Untuk solusi korporasi, liteBIG memiliki Whitelabel Messenger Enterprise, merupakan aplikasi mobile yang memberikan solusi komunikasi dengan menyediakan layanan untuk suatu organisasi/perusahaan dalam skala kecil maupun besar. Selain menawarkan kecepatan komunikasi, kolaborasi dan penyebaran data dan informasi antar karyawan, whitelabel messenger enterprise didesain juga untuk menawarkan keamanan data yang lebih baik lagi.

Revenue stream kami ada di beberapa kategori, yakni B2B, B2G dan B2C. Selain produk publik, kami juga menyediakan kebutuhan messenger untuk kalangan korporasi. Korporasi tersebut nantinya dapat menggunakan engine kami untuk kebutuhan internal messenger mereka secara on-premise dan tentu lebih privat. Untuk B2C, ke depannya kami akan ada fitur payment dan berkolaborasi dengan banyak merchant pembayaran dan e-commerce.”

Terkait dengan kustomisasi untuk korporasi (B2B) ini, saat ini sudah ada dua portofolionya yang siap terap, yakni FIFGROUP Messenger dan Mentimun Ngobrol. FIFGROUP didesain untuk kebutuhan komunikasi intend antara kantor pusat dengan dealer, fitur seperti broadcast pesan melalui sistem back office hingga pembagian aplikasi untuk pengguna kantor pusat dan dealer disematkan. Sedangkan Mentimun adalah salah satu portofolio yang didesain untuk kebutuhan komunikasi bisnis di ranah online marketplace.
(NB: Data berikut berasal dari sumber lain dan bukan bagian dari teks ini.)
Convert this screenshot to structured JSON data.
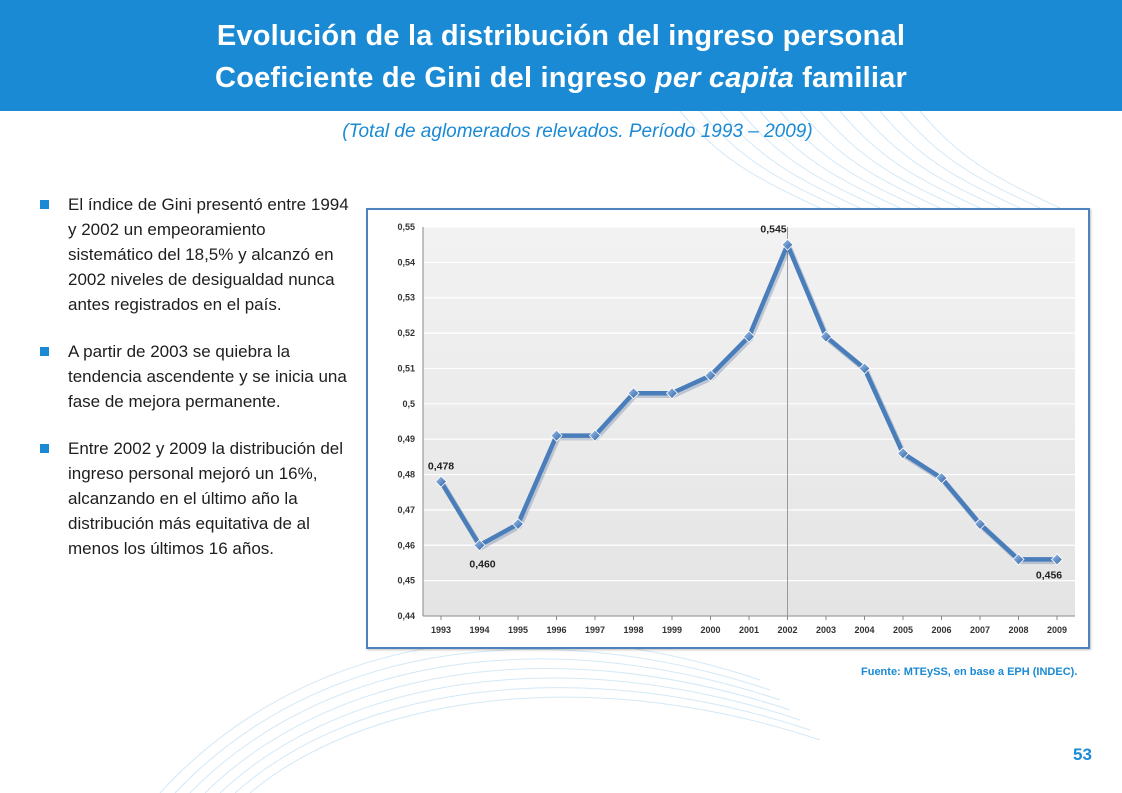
{
  "header": {
    "title_line1": "Evolución de la distribución del ingreso personal",
    "title_line2_prefix": "Coeficiente de Gini del ingreso ",
    "title_line2_italic": "per capita",
    "title_line2_suffix": " familiar"
  },
  "subtitle": "(Total de aglomerados relevados. Período 1993 – 2009)",
  "bullets": [
    "El índice de Gini presentó entre 1994 y 2002 un empeoramiento sistemático del 18,5% y alcanzó en 2002 niveles de desigualdad nunca antes registrados en el país.",
    "A partir de 2003 se quiebra la tendencia ascendente y se inicia una fase de mejora permanente.",
    "Entre 2002 y 2009 la distribución del ingreso personal mejoró un 16%, alcanzando en el último año la distribución más equitativa de al menos los últimos 16 años."
  ],
  "chart_data": {
    "type": "line",
    "title": "",
    "xlabel": "",
    "ylabel": "",
    "categories": [
      "1993",
      "1994",
      "1995",
      "1996",
      "1997",
      "1998",
      "1999",
      "2000",
      "2001",
      "2002",
      "2003",
      "2004",
      "2005",
      "2006",
      "2007",
      "2008",
      "2009"
    ],
    "series": [
      {
        "name": "Coeficiente de Gini",
        "values": [
          0.478,
          0.46,
          0.466,
          0.491,
          0.491,
          0.503,
          0.503,
          0.508,
          0.519,
          0.545,
          0.519,
          0.51,
          0.486,
          0.479,
          0.466,
          0.456,
          0.456
        ]
      }
    ],
    "ylim": [
      0.44,
      0.55
    ],
    "yticks": [
      "0,44",
      "0,45",
      "0,46",
      "0,47",
      "0,48",
      "0,49",
      "0,5",
      "0,51",
      "0,52",
      "0,53",
      "0,54",
      "0,55"
    ],
    "data_labels": [
      {
        "index": 0,
        "text": "0,478"
      },
      {
        "index": 1,
        "text": "0,460"
      },
      {
        "index": 9,
        "text": "0,545"
      },
      {
        "index": 16,
        "text": "0,456"
      }
    ],
    "vertical_reference_index": 9,
    "grid": true,
    "line_color": "#4a7ebb"
  },
  "source": "Fuente: MTEySS, en base a EPH (INDEC).",
  "page_number": "53"
}
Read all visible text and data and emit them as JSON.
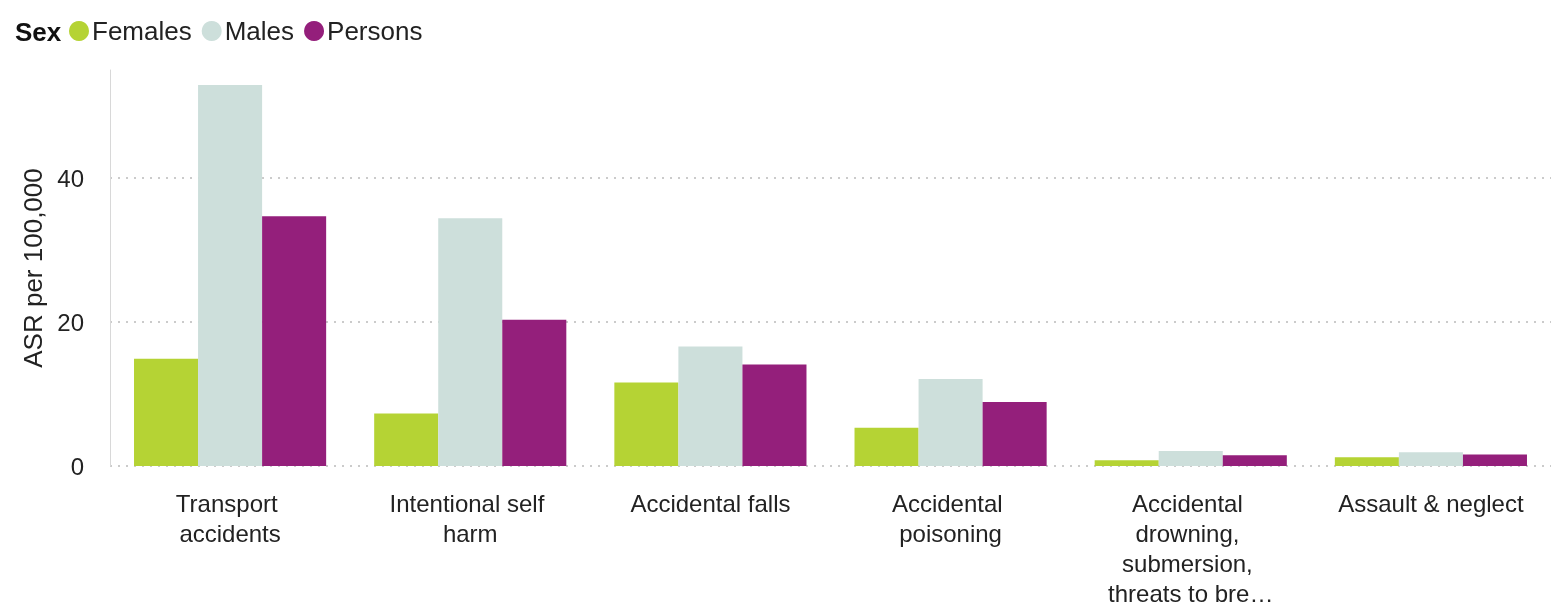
{
  "chart_data": {
    "type": "bar",
    "ylabel": "ASR per 100,000",
    "legend_title": "Sex",
    "legend": "top left",
    "grid": "y",
    "categories": [
      "Transport accidents",
      "Intentional self harm",
      "Accidental falls",
      "Accidental poisoning",
      "Accidental drowning, submersion, threats to bre…",
      "Assault & neglect"
    ],
    "series": [
      {
        "name": "Females",
        "color": "#b5d334",
        "values": [
          14.9,
          7.3,
          11.6,
          5.3,
          0.8,
          1.2
        ]
      },
      {
        "name": "Males",
        "color": "#cddfdb",
        "values": [
          52.9,
          34.4,
          16.6,
          12.1,
          2.1,
          1.9
        ]
      },
      {
        "name": "Persons",
        "color": "#941f7b",
        "values": [
          34.7,
          20.3,
          14.1,
          8.9,
          1.5,
          1.6
        ]
      }
    ],
    "ylim": [
      0,
      55
    ],
    "yticks": [
      0,
      20,
      40
    ]
  }
}
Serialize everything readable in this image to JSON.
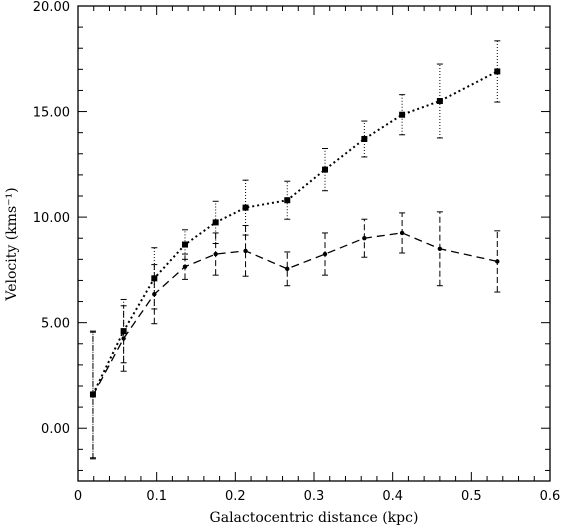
{
  "chart_data": {
    "type": "line",
    "title": "",
    "xlabel": "Galactocentric distance (kpc)",
    "ylabel": "Velocity (kms⁻¹)",
    "xlim": [
      0,
      0.6
    ],
    "ylim": [
      -2.5,
      20.0
    ],
    "x_ticks": [
      0,
      0.1,
      0.2,
      0.3,
      0.4,
      0.5,
      0.6
    ],
    "x_tick_labels": [
      "0",
      "0.1",
      "0.2",
      "0.3",
      "0.4",
      "0.5",
      "0.6"
    ],
    "y_ticks": [
      0,
      5,
      10,
      15,
      20
    ],
    "y_tick_labels": [
      "0.00",
      "5.00",
      "10.00",
      "15.00",
      "20.00"
    ],
    "grid": false,
    "legend": "none",
    "series": [
      {
        "line_style": "dotted",
        "marker": "square",
        "x": [
          0.019,
          0.058,
          0.097,
          0.136,
          0.175,
          0.213,
          0.266,
          0.314,
          0.364,
          0.412,
          0.46,
          0.533
        ],
        "y": [
          1.6,
          4.6,
          7.1,
          8.7,
          9.75,
          10.45,
          10.8,
          12.25,
          13.7,
          14.85,
          15.5,
          16.9
        ],
        "err": [
          3.0,
          1.5,
          1.45,
          0.7,
          1.0,
          1.3,
          0.9,
          1.0,
          0.85,
          0.95,
          1.75,
          1.45
        ]
      },
      {
        "line_style": "dashed",
        "marker": "dot",
        "x": [
          0.019,
          0.058,
          0.097,
          0.136,
          0.175,
          0.213,
          0.266,
          0.314,
          0.364,
          0.412,
          0.46,
          0.533
        ],
        "y": [
          1.55,
          4.25,
          6.35,
          7.65,
          8.25,
          8.4,
          7.55,
          8.25,
          9.0,
          9.25,
          8.5,
          7.9
        ],
        "err": [
          3.0,
          1.55,
          1.4,
          0.6,
          1.0,
          1.2,
          0.8,
          1.0,
          0.9,
          0.95,
          1.75,
          1.45
        ]
      }
    ]
  }
}
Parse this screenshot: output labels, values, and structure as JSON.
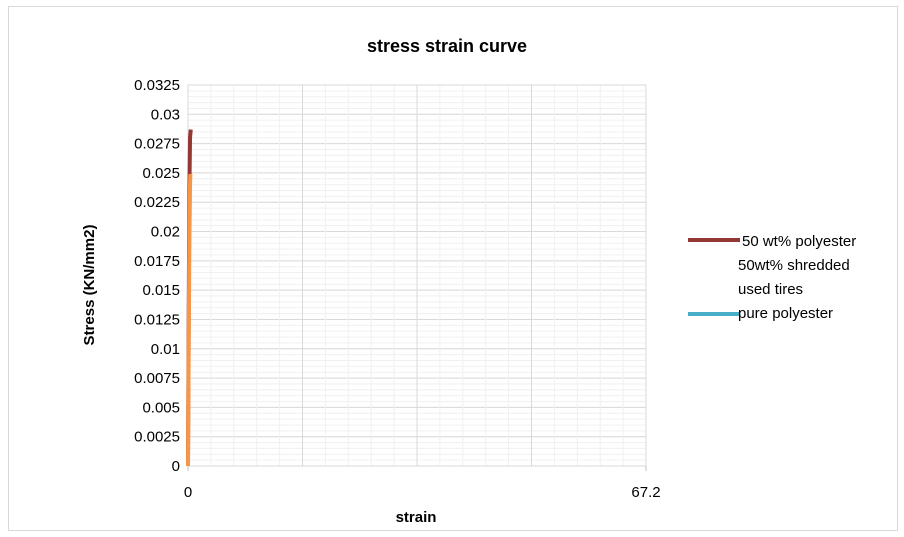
{
  "chart_data": {
    "type": "line",
    "title": "stress strain curve",
    "xlabel": "strain",
    "ylabel": "Stress (KN/mm2)",
    "xlim": [
      0,
      67.2
    ],
    "ylim": [
      0,
      0.0325
    ],
    "x_tick_labels": [
      "0",
      "67.2"
    ],
    "y_tick_labels": [
      "0",
      "0.0025",
      "0.005",
      "0.0075",
      "0.01",
      "0.0125",
      "0.015",
      "0.0175",
      "0.02",
      "0.0225",
      "0.025",
      "0.0275",
      "0.03",
      "0.0325"
    ],
    "grid": true,
    "legend_position": "right",
    "series": [
      {
        "name": "50 wt% polyester 50wt% shredded used tires",
        "color": "#953735",
        "x": [
          0,
          0.1,
          0.2,
          0.3,
          0.4
        ],
        "y": [
          0,
          0.0125,
          0.0235,
          0.028,
          0.0287
        ]
      },
      {
        "name": "pure polyester",
        "color": "#4bacc6",
        "plot_color": "#f79646",
        "x": [
          0,
          0.1,
          0.2,
          0.3,
          0.35
        ],
        "y": [
          0,
          0.01,
          0.019,
          0.024,
          0.0249
        ]
      }
    ]
  },
  "legend": {
    "item1_lines": [
      "50 wt% polyester",
      "50wt% shredded",
      "used tires"
    ],
    "item2_label": "pure polyester"
  }
}
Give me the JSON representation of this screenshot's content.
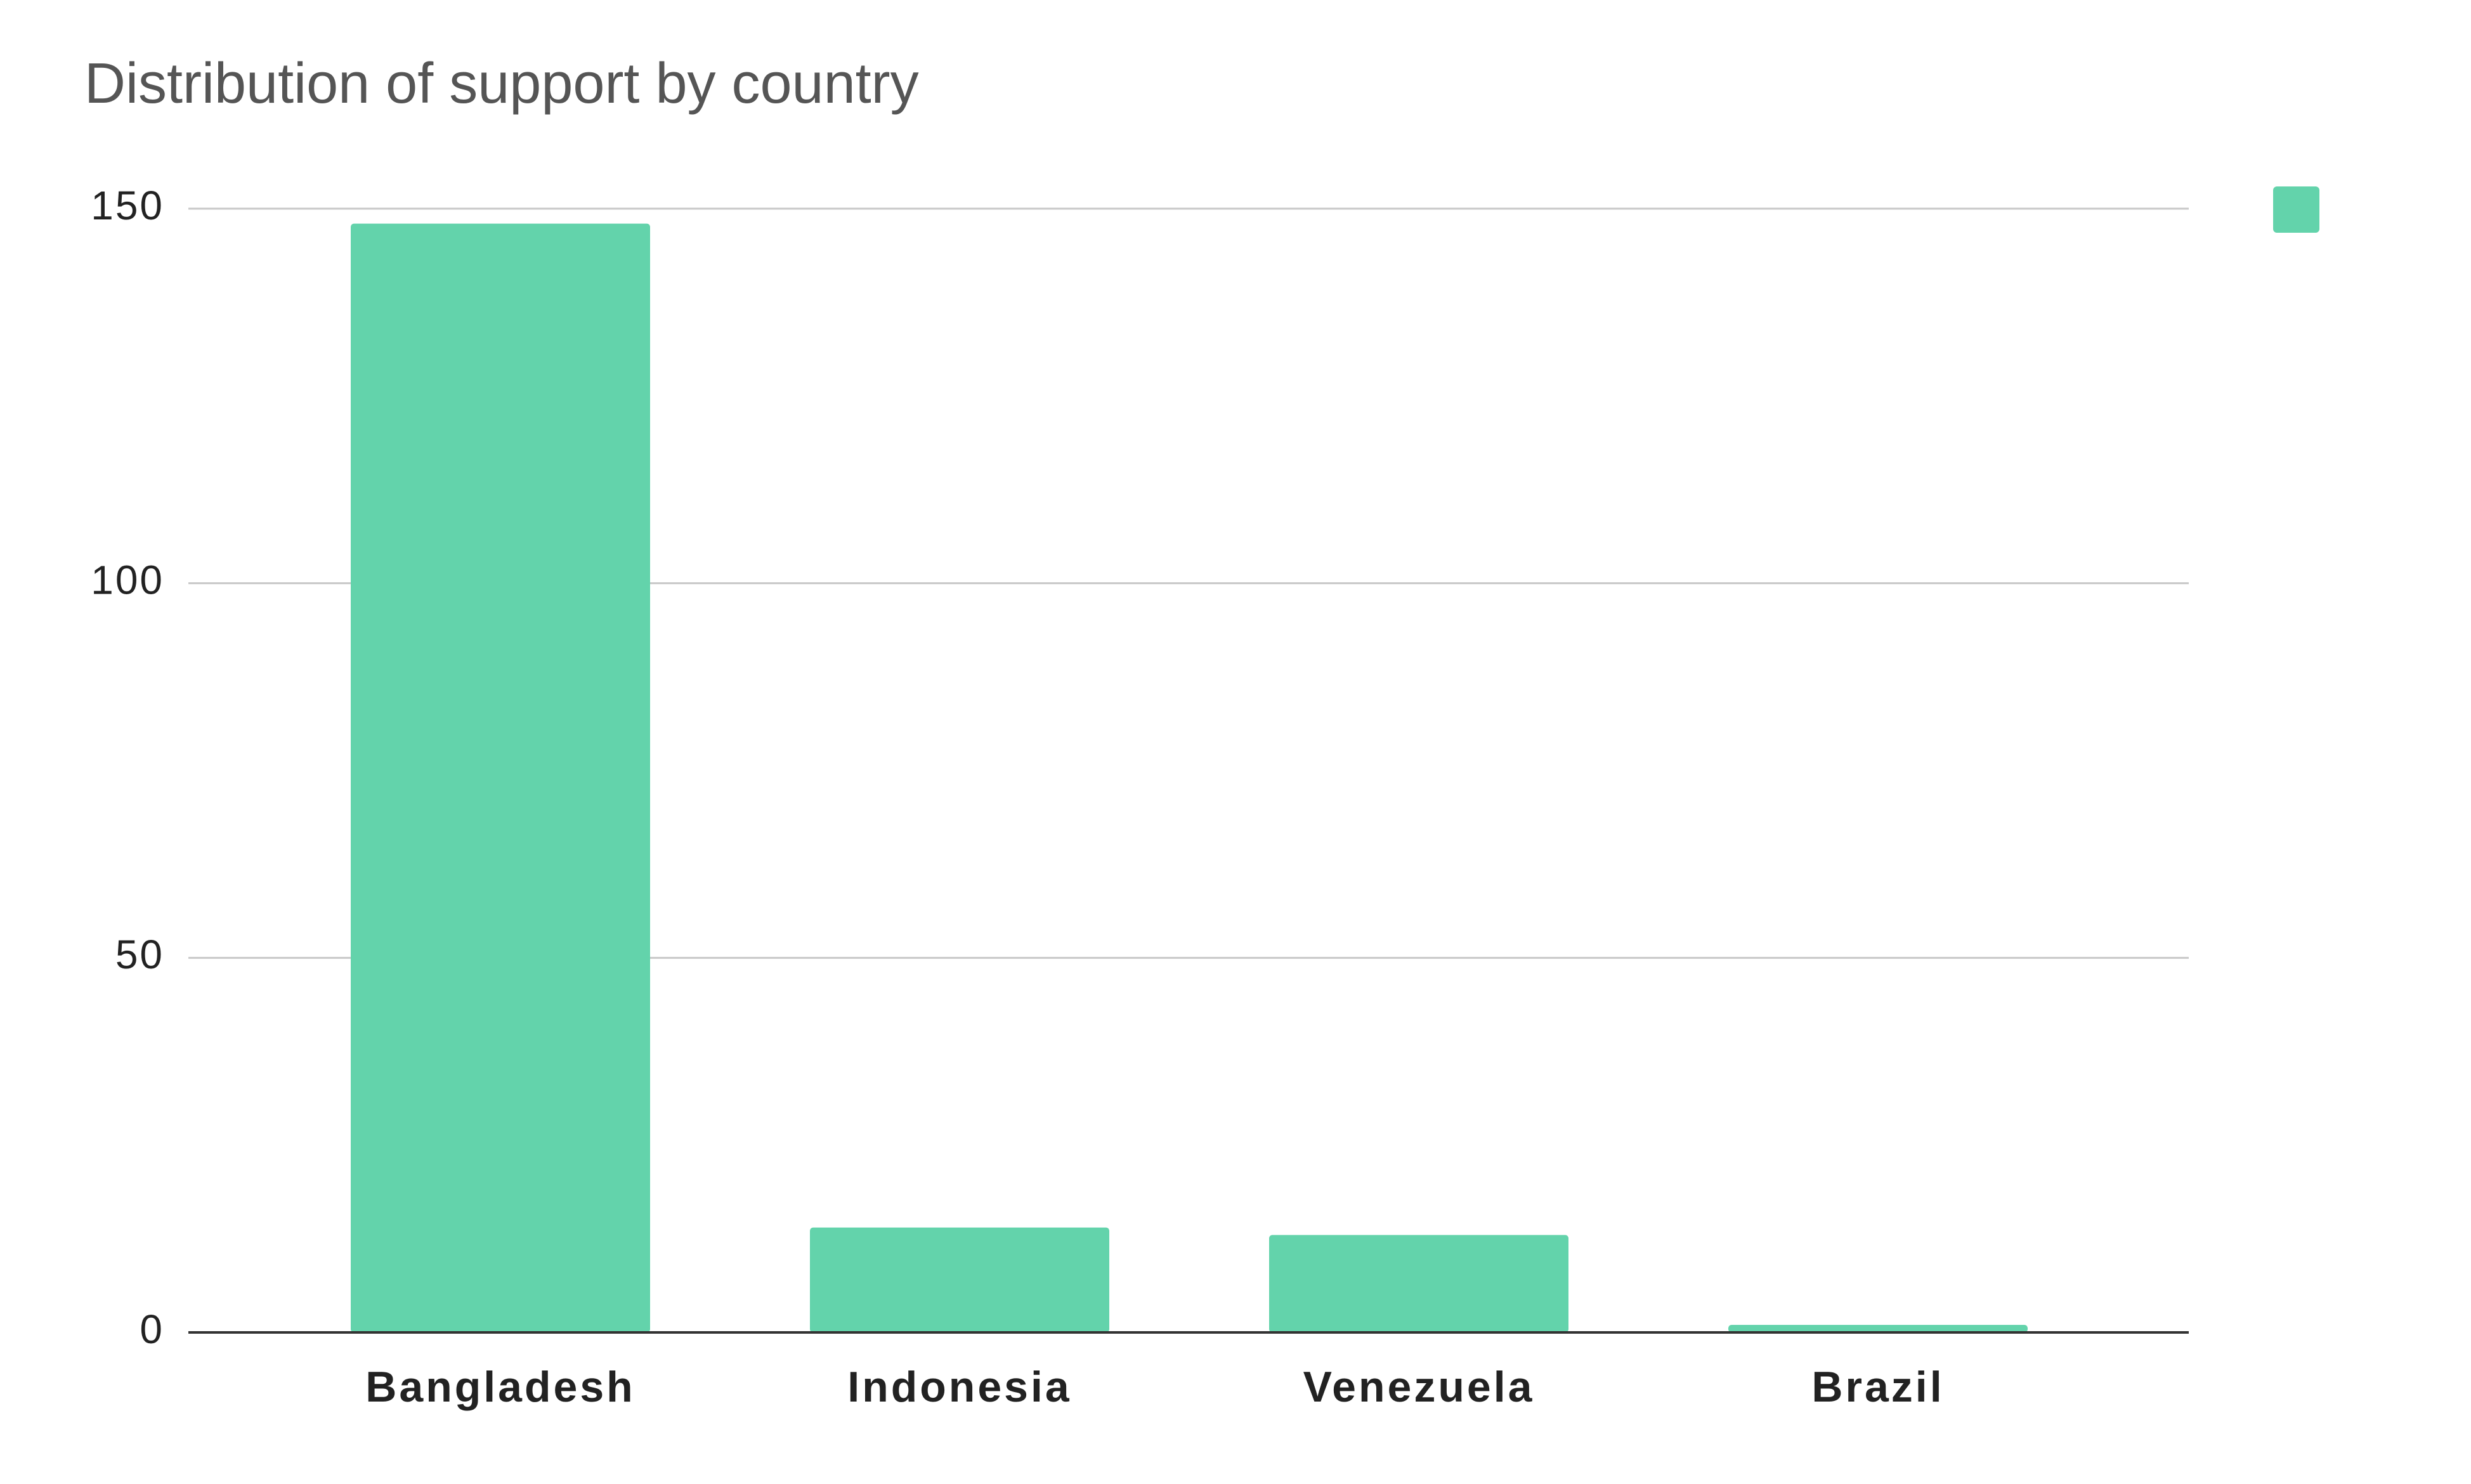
{
  "chart_data": {
    "type": "bar",
    "title": "Distribution of support by country",
    "categories": [
      "Bangladesh",
      "Indonesia",
      "Venezuela",
      "Brazil"
    ],
    "values": [
      148,
      14,
      13,
      1
    ],
    "color": "#63d3ab",
    "ylim": [
      0,
      150
    ],
    "yticks": [
      0,
      50,
      100,
      150
    ],
    "grid": true,
    "legend": "top-right"
  }
}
Kebiasaan pengguna messenger berkaitan dengan kultur

Tesar menerangkan dalam kurun 10 tahun ke depan diperkirakan messenger apps akan menjadi semacam SuperApps, artinya messenger merupakan salah satu aplikasi yang akan terus digunakan oleh pengguna smartphone. Tren pengguna messenger di seluruh dunia terus meningkat, karena messenger adalah salah satu kebutuhan dasar bagi para pengguna smartphone dalam berkomunikasi. Sangat mungkin operator telekomunikasi akan tergantikan dengan fungsi messenger yang semakin canggih dan murah.

Messenger juga terlihat akan berevolusi menjadi aplikasi One Stop Services, pengguna cukup memasang messenger tetapi sudah mampu memenuhi banyak kebutuhan, seperti membeli tiket, pemesanan hotel, layanan transportasi, e-commerce, online payment, bahkan juga dapat menghubungi customer services dari banyak perusahaan besar.

Jika melihat pangsa pasarnya seperti di Indonesia, mengupayakan sebuah layanan messenger seperti menanamkan sebuah kultur di masyarakat. Ketika mereka menyukai, maka lambat-laun akan terus bertumbuh secara alami. Tantangannya justru untuk memulainya. Bagaimana mengemas kesesuaian fitur, keandalan produk dan kemudahan adopsi oleh masyarakat terhadap suatu layanan messenger.